Afghanistan is a country where blasts or gunfights occur almost on a daily basis. Almost everybody in Nepal, the government included, knows that even suicide attacks are quite common there. In fact, such attacks, as illustrated by the June 20 bombing, have become the norm there. The attack was the first attack in Kabul since the start of the holy fasting month of Ramadan two weeks ago. The last attack in the Afghan capital on 19 April left 64 dead and more than 340 wounded.
Almost all such attacks in Afghanistan are carried out by the Taliban, who have been waging an insurgency against the Western-backed Kabul government since they were ousted from power by a US-led invasion in late 2001. If the past 15 years are anything to go by, it would be wise to expect such attacks in the future as well. Because what the West calls terrorism is in fact patriotism for the brainwashed Taliban fighters. So, the conflict there is unlikely to come to an end anytime soon.
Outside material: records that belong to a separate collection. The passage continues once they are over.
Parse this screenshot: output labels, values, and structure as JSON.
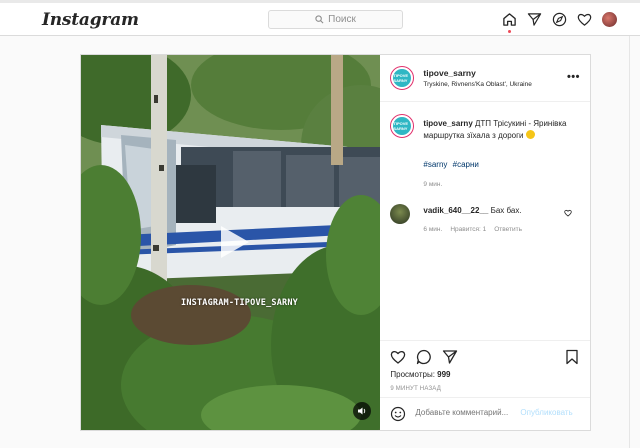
{
  "header": {
    "logo": "Instagram",
    "search_placeholder": "Поиск"
  },
  "post": {
    "username": "tipove_sarny",
    "location": "Tryskine, Rivnens'Ka Oblast', Ukraine",
    "avatar_text": "TIPOVE SARNY",
    "watermark": "INSTAGRAM-TIPOVE_SARNY",
    "caption_user": "tipove_sarny",
    "caption_text": "ДТП Трісукині - Яринівка маршрутка зїхала з дороги",
    "hashtags": [
      "#sarny",
      "#сарни"
    ],
    "caption_time": "9 мин.",
    "comment": {
      "user": "vadik_640__22__",
      "text": "Бах бах.",
      "time": "6 мин.",
      "likes": "Нравится: 1",
      "reply": "Ответить"
    },
    "views_label": "Просмотры:",
    "views_count": "999",
    "posted": "9 МИНУТ НАЗАД",
    "add_comment_placeholder": "Добавьте комментарий...",
    "publish_label": "Опубликовать"
  },
  "colors": {
    "accent_link": "#00376b",
    "publish_disabled": "#b2dffc",
    "notification_dot": "#ed4956"
  }
}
That leaves the choice with the Nepal government. According to reports, most of the Nepalis working as security guards in Afghanistan are former soldiers or security personnel. So, the argument that they are familiar with war-like situations and are ready to risk their lives may hold true. But this argument doesn’t mean that the government can shy away from its responsibility of preventing its citizens from going to countries like Afghanistan which have death traps lying in wait for anyone, anywhere and anytime.
A couple of days after the deadly Kabul attack, the government banned Nepalis from going to four countries for work – Afghanistan, Syria, Libya and Iraq. Better late than never. However, the ban alone is not enough.
There are manpower companies in Nepal that are supplying security guards to foreign private companies which are stationing them at UN and diplomatic missions in war-stricken countries. The government should, without any delay, ask these companies to stop doing that or face action. Besides, the government should also launch awareness campaigns in the country that countries like Afghanistan are unsafe for any kind of job. Similarly, it should make arrangements for the safe return of those Nepalis who are already there.